Walter M S, Frank M J, Satué M, Monjo M, Rønold H J, Lyngstadaas S P, Haugen H J
Department of Biomaterials, Institute for Clinical Dentistry, University of Oslo, Oslo, Norway; Institute of Medical and Polymer Engineering, Chair of Medical Engineering, Technische Universität München, Garching, Germany.
Department of Fundamental Biology and Health Sciences, Research Institute on Health Sciences (IUNICS), University of Balearic Islands, Palma de Mallorca, Spain.
Dent Mater. 2014 Feb;30(2):200-14. doi: 10.1016/j.dental.2013.11.006. Epub 2013 Dec 27.
The objective of this study was to demonstrate a successful binding of Doxy hyclate onto a titanium zirconium alloy surface.
The coating was done on titanium zirconium coins in a cathodic polarization setup. The surface binding was analyzed by SEM, SIMS, UV-vis, FTIR and XPS. The in vitro biological response was tested with MC3T3-E1 murine pre-osteoblast cells after 14 days of cultivation and analyzed in RT-PCR. A rabbit tibial model was also used to confirm its bioactivity in vivo after 4 and 8 weeks healing by means of microCT.
A mean of 141 μg/cm(2) of Doxy was found firmly attached and undamaged on the coin. Inclusion of Doxy was documented up to a depth of approximately 0.44 μm by tracing the (12)C carbon isotope. The bioactivity of the coating was documented by an in vitro study with murine osteoblasts, which showed significantly increased alkaline phosphatase and osteocalcin gene expression levels after 14 days of cell culture along with low cytotoxicity. Doxy coated surfaces showed increased bone formation markers at 8 weeks of healing in a rabbit tibial model.
The present work demonstrates a method of binding the broad spectrum antibiotic doxycycline (Doxy) to an implant surface to improve bone formation and reduce the risk of infection around the implant.
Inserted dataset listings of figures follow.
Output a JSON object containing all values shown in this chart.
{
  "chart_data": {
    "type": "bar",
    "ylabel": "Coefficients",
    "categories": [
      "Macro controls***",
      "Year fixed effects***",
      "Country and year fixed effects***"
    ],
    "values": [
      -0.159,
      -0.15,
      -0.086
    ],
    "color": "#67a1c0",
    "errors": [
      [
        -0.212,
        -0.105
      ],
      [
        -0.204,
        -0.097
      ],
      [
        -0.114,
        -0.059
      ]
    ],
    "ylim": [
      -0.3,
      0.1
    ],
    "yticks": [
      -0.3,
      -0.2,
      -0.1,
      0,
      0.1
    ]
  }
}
We have demonstrated that TiZr implants with electrochemically bound Doxy promote bone formation markers in vitro and in vivo.
本研究的目的是证明多西环素盐酸盐成功结合到钛锆合金表面。
在阴极极化装置中对钛锆硬币进行涂层处理。通过扫描电子显微镜(SEM)、二次离子质谱(SIMS)、紫外可见光谱(UV-vis)、傅里叶变换红外光谱(FTIR)和X射线光电子能谱(XPS)分析表面结合情况。在培养14天后,用MC3T3-E1小鼠前成骨细胞测试体外生物学反应,并通过逆转录聚合酶链反应(RT-PCR)进行分析。还使用兔胫骨模型,通过微型计算机断层扫描(microCT)在愈合4周和8周后确认其体内生物活性。
发现平均141μg/cm²的多西环素牢固附着在硬币上且未受损。通过追踪(12)C碳同位素,记录到多西环素的掺入深度约为0.44μm。用小鼠成骨细胞进行的体外研究证明了涂层的生物活性,该研究表明细胞培养14天后碱性磷酸酶和骨钙素基因表达水平显著增加,且细胞毒性较低。在兔胫骨模型中,多西环素涂层表面在愈合8周时显示出骨形成标志物增加。
本研究展示了一种将广谱抗生素多西环素(Doxy)结合到植入物表面以改善骨形成并降低植入物周围感染风险的方法。我们已经证明,电化学结合多西环素的TiZr植入物在体外和体内均能促进骨形成标志物的产生。